Learning Compositional Behaviors from Demonstration and Language
This addresses the problem of enabling robots to perform complex, multi-step tasks in varied environments for robotics applications, representing a novel method for a known bottleneck.
The paper tackles the problem of long-horizon robotic manipulation by introducing BLADE, a framework that integrates imitation learning and model-based planning using language-annotated demonstrations and large language models to extract abstract action knowledge. The result is a system that automatically constructs structured action representations, showing significant generalization capabilities to novel situations, validated in simulation and on real robots with diverse objects and constraints.

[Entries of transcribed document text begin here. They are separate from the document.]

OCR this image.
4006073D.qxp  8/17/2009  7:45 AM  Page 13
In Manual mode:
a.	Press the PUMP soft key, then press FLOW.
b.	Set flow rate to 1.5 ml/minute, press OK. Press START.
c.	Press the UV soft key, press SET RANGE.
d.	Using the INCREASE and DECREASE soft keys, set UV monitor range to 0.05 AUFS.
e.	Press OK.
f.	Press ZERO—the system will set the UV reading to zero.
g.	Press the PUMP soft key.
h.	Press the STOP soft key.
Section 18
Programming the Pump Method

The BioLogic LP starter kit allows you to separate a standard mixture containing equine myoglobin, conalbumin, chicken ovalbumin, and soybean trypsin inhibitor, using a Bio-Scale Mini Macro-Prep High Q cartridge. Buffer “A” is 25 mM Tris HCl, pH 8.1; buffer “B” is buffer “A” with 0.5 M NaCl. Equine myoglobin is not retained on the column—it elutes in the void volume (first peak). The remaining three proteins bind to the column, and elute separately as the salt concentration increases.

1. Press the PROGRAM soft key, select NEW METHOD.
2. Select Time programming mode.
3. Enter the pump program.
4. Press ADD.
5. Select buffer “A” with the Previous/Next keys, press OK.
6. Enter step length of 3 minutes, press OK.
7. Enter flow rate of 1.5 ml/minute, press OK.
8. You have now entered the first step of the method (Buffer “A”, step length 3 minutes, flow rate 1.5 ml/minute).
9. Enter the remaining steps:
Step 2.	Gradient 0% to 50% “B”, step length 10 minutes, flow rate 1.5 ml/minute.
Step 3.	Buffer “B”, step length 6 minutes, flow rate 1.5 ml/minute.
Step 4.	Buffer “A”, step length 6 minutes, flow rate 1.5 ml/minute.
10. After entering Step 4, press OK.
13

We introduce Behavior from Language and Demonstration (BLADE), a framework for long-horizon robotic manipulation by integrating imitation learning and model-based planning. BLADE leverages language-annotated demonstrations, extracts abstract action knowledge from large language models (LLMs), and constructs a library of structured, high-level action representations. These representations include preconditions and effects grounded in visual perception for each high-level action, along with corresponding controllers implemented as neural network-based policies. BLADE can recover such structured representations automatically, without manually labeled states or symbolic definitions. BLADE shows significant capabilities in generalizing to novel situations, including novel initial states, external state perturbations, and novel goals. We validate the effectiveness of our approach both in simulation and on real robots with a diverse set of objects with articulated parts, partial observability, and geometric constraints.